Nash begins working again and his colleagues are impressed with the coherence and insight of his ideas and even arrange for him to begin teaching again. He complains of “feeling lonely” (309) and is sad that Alicia is resistant to the idea of re-marrying, but otherwise, life seems relatively stable and positive.
However, Nash is “nowhere near as well as his behavior suggest[s]” (310). Having said that he will be attending a conference America, he once again returns to Europe, believing himself to be a “great but secret religious figure” (311).
Eventually, Nash gives up on whatever plan he had conceived of and travels back to America. He is returned to Carrier where he stays until midsummer. When he is finally released, seemingly recovered again, he takes a job in Boston, colleagues and psychiatrists believing that returning to academia may help maintain his sanity.
When Nash arrives in Europe, it is obvious that he is not better. His delusions about world government and his need to escape America are as severe as ever; this appears to be why he wants to be in Europe, a place where, he believes, he can renounce his citizenship and claim asylum.
As before, Nash’s thinking is often simply a more extreme version of his earlier thought patterns. His fear of the draft and of the responsibilities he holds in America are expressed by his need to give up his place as an American citizen.
Similarly, his isolation and difficulty communicating and connecting with others, which had once been the product of his eccentricity, now peaks with his total inability to convey to others the conspiracies, secrets, and meanings that make perfect sense to him. Nash’s letter writing, with its cryptic mixture of “numerology,” “newspaper clippings,” and “little patterns” (281), is an exaggerated form of his obsession with codes and reason, but also reflects this same inability to communicate and his near total isolation from others.
All of this leaves Nash with a “feeling of alienation, a sense of persecution, and fear of incarceration” (273) like never before, his “lifelong quest for meaning, control, and recognition […] now reduced to a caricature” (274).
These experiences continue on Nash’s return to America. His obsession with codes and conspiracies continues and his desperate attempts to communicate his perception of events to others through letters and phone calls are received as “all nonsense” (286), leaving him more and more isolated and paranoid. Again, Nasar draws on the motif of Nash’s bizarre physical appearance—his long hair and full beard, and his bare feet and “smock-like Russian peasant garment” (285)—to highlight his decline and his alienation from “normal” society.

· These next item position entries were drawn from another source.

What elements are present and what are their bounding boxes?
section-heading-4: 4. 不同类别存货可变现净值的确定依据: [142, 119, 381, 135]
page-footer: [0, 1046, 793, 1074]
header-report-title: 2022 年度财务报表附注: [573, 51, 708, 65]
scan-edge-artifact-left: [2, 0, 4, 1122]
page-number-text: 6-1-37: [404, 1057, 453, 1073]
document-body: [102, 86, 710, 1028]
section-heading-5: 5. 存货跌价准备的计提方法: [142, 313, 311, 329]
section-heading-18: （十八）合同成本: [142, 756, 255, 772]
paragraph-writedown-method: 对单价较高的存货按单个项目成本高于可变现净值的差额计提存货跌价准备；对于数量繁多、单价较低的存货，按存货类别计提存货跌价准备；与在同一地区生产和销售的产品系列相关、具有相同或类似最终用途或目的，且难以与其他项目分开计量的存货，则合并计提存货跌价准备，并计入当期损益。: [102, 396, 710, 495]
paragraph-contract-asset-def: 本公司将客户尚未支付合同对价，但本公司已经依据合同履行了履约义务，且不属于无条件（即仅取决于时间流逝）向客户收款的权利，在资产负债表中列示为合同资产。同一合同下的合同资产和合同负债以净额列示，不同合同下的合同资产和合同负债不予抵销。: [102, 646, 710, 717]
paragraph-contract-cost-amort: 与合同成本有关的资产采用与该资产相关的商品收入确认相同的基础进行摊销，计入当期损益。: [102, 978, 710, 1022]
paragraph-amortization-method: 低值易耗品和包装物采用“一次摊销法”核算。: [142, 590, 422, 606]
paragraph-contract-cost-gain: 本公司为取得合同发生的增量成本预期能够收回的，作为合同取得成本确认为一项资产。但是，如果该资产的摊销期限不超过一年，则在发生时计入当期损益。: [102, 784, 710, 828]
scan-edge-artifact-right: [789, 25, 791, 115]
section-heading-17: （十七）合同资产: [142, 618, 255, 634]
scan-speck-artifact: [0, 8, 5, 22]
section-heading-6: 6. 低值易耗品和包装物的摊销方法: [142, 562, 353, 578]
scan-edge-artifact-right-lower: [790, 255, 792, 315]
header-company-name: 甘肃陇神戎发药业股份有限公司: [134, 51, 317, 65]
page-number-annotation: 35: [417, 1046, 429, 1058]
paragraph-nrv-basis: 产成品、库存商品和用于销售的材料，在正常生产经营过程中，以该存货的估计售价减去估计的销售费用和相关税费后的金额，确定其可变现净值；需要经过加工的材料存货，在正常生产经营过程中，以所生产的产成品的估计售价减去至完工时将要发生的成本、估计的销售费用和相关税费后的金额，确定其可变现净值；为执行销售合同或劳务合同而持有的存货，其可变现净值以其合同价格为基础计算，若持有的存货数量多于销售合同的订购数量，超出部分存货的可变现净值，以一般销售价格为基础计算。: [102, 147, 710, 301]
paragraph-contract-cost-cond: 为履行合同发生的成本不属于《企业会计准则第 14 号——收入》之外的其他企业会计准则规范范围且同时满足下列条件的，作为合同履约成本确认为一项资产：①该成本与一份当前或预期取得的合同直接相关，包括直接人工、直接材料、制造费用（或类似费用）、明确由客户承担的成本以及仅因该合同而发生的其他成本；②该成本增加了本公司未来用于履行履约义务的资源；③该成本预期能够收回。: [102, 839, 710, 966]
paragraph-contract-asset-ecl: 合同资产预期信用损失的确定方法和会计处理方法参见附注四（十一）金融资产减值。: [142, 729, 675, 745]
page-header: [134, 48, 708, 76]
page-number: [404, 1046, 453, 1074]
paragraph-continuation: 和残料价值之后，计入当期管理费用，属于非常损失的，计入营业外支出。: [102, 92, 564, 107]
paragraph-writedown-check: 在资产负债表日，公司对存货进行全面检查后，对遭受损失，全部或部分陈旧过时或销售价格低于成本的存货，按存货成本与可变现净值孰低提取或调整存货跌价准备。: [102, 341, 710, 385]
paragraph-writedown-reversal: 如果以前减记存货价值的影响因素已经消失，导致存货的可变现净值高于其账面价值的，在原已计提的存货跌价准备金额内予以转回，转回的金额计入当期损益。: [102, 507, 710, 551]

Nash’s sense of paranoid persecution increases dramatically when he is taken to an over-crowded state hospital for treatment. Forced to share space with a large number of other patients and having his beloved autonomy and freedom replaced with the routine and regulations he despises, Nash certainly resents being sectioned and the harsh insulin treatments he receives. Nevertheless, it does seem to be more effective in managing his illness and he is eventually discharged again.

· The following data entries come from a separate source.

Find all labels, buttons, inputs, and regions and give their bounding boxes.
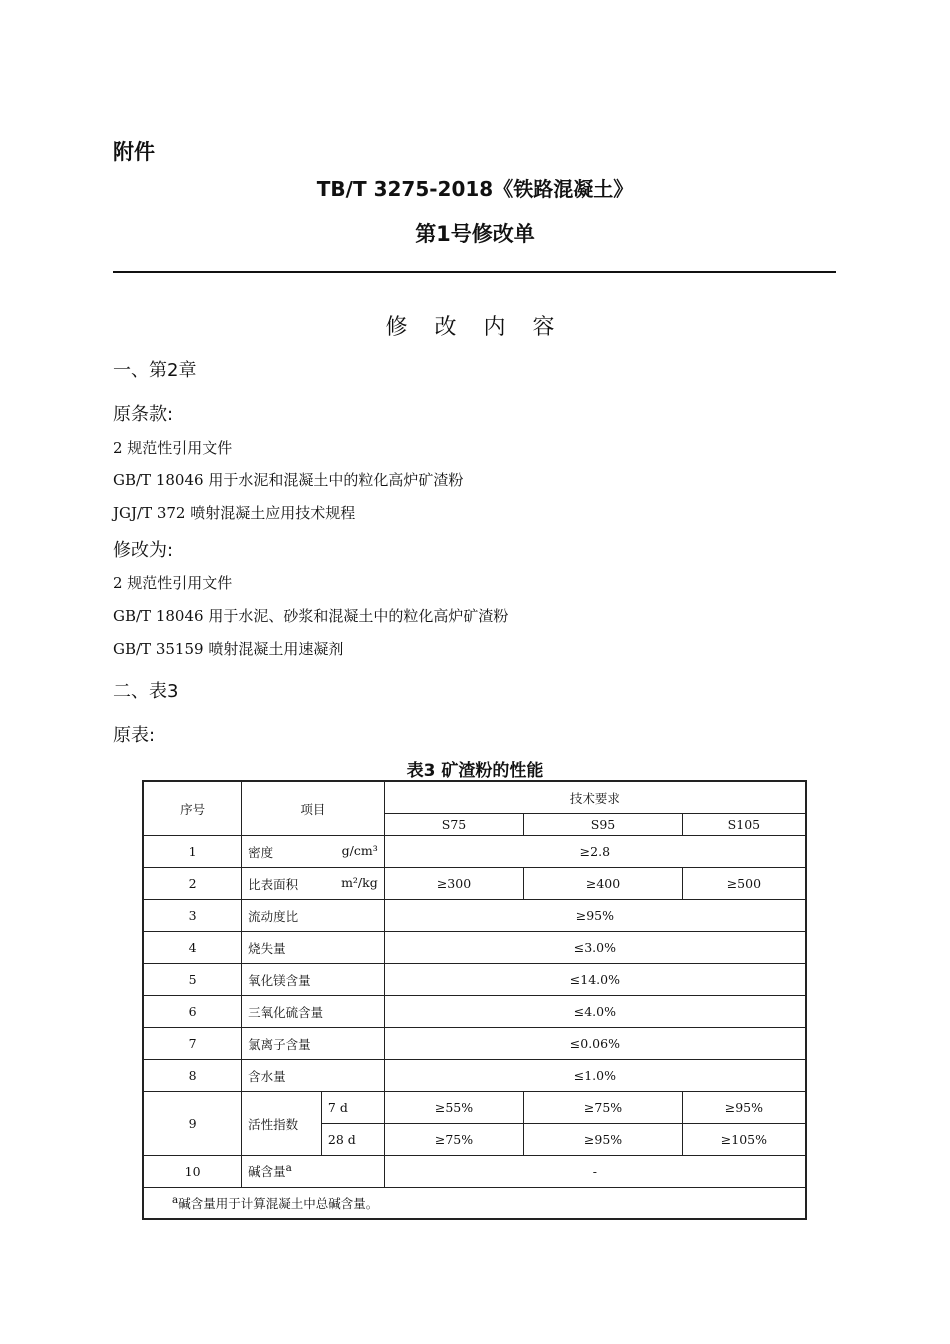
row-item: 氧化镁含量 [242,964,385,996]
header-item: 项目 [242,781,385,836]
modified-line: 2 规范性引用文件 [113,574,233,592]
row-no: 6 [143,996,242,1028]
attachment-label: 附件 [113,140,155,164]
row-no: 3 [143,900,242,932]
section-heading: 修 改 内 容 [385,315,565,340]
row-no: 2 [143,868,242,900]
row-value-s95: ≥400 [524,868,682,900]
row-value-s75: ≥75% [384,1124,524,1156]
row-item: 氯离子含量 [242,1028,385,1060]
row-value: ≤0.06% [384,1028,806,1060]
table-row [143,836,806,868]
row-item: 烧失量 [242,932,385,964]
slag-powder-properties-table [142,780,807,1220]
row-item: 活性指数 [242,1092,322,1156]
row-value: ≥2.8 [384,836,806,868]
row-item-name: 碱含量 [248,1164,286,1180]
row-value: - [384,1156,806,1188]
row-no: 9 [143,1092,242,1156]
table-footnote-row [143,1188,806,1220]
row-value-s75: ≥55% [384,1092,524,1124]
header-no: 序号 [143,781,242,836]
row-value-s95: ≥95% [524,1124,682,1156]
table-row [143,932,806,964]
row-value: ≤4.0% [384,996,806,1028]
document-subtitle: 第1号修改单 [415,222,535,246]
header-requirement: 技术要求 [384,781,806,814]
row-age: 7 d [321,1092,384,1124]
title-divider [113,271,836,273]
original-line: 2 规范性引用文件 [113,439,233,457]
row-value-s105: ≥95% [682,1092,806,1124]
grade-s75: S75 [384,814,524,836]
row-value-s75: ≥300 [384,868,524,900]
row-value-s105: ≥500 [682,868,806,900]
row-value: ≥95% [384,900,806,932]
row-item [242,836,385,868]
document-title: TB/T 3275-2018《铁路混凝土》 [316,177,634,201]
row-no: 5 [143,964,242,996]
part2-original-label: 原表: [113,725,156,746]
part1-modified-label: 修改为: [113,540,174,561]
row-item [242,868,385,900]
modified-line: GB/T 18046 用于水泥、砂浆和混凝土中的粒化高炉矿渣粉 [113,607,509,625]
row-item: 三氧化硫含量 [242,996,385,1028]
row-value: ≤1.0% [384,1060,806,1092]
part1-original-label: 原条款: [113,404,174,425]
table-caption: 表3 矿渣粉的性能 [406,761,544,781]
table-row [143,996,806,1028]
modified-line: GB/T 35159 喷射混凝土用速凝剂 [113,640,344,658]
row-no: 10 [143,1156,242,1188]
original-line: JGJ/T 372 喷射混凝土应用技术规程 [113,504,356,522]
row-item-name: 密度 [248,844,274,860]
table-row [143,900,806,932]
row-value: ≤3.0% [384,932,806,964]
original-line: GB/T 18046 用于水泥和混凝土中的粒化高炉矿渣粉 [113,471,464,489]
row-item-unit: m²/kg [341,874,378,890]
row-value: ≤14.0% [384,964,806,996]
row-age: 28 d [321,1124,384,1156]
footnote-mark: a [172,1193,179,1206]
row-item [242,1156,385,1188]
table-row-activity-7d [143,1092,806,1124]
table-header-row [143,781,806,814]
table-row [143,1028,806,1060]
row-no: 1 [143,836,242,868]
row-item-unit: g/cm³ [341,842,378,858]
table-row [143,964,806,996]
table-row [143,1060,806,1092]
footnote-ref: a [285,1162,292,1175]
grade-s95: S95 [524,814,682,836]
row-item: 含水量 [242,1060,385,1092]
row-item: 流动度比 [242,900,385,932]
part1-heading: 一、第2章 [113,360,197,381]
table-row [143,1156,806,1188]
table-footnote [143,1188,806,1220]
row-value-s105: ≥105% [682,1124,806,1156]
grade-s105: S105 [682,814,806,836]
footnote-text: 碱含量用于计算混凝土中总碱含量。 [178,1196,379,1212]
row-no: 7 [143,1028,242,1060]
row-item-name: 比表面积 [248,876,299,892]
part2-heading: 二、表3 [113,681,179,702]
row-no: 4 [143,932,242,964]
row-no: 8 [143,1060,242,1092]
row-value-s95: ≥75% [524,1092,682,1124]
table-row [143,868,806,900]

At first, Nash seems a little better, moving in with Alicia and beginning work again. However, this does not last long and he is soon writing nonsensical letters and returns to Europe. His physical appearance is unusual and his behavior becomes unpredictable and unintelligible. Despite his ongoing attempts to secure asylum or even “sanctuary” (302) in a church, he is involuntarily committed again.
After he shows improvement, Nash is released from the clinic but is returned after he takes another trip to Europe, this time because of a delusion that he is a “great but secret religious figure” (311). After another period of treatment, he is released once more, this time to Boston where he has an academic position that will, it is hoped, help him continue to improve.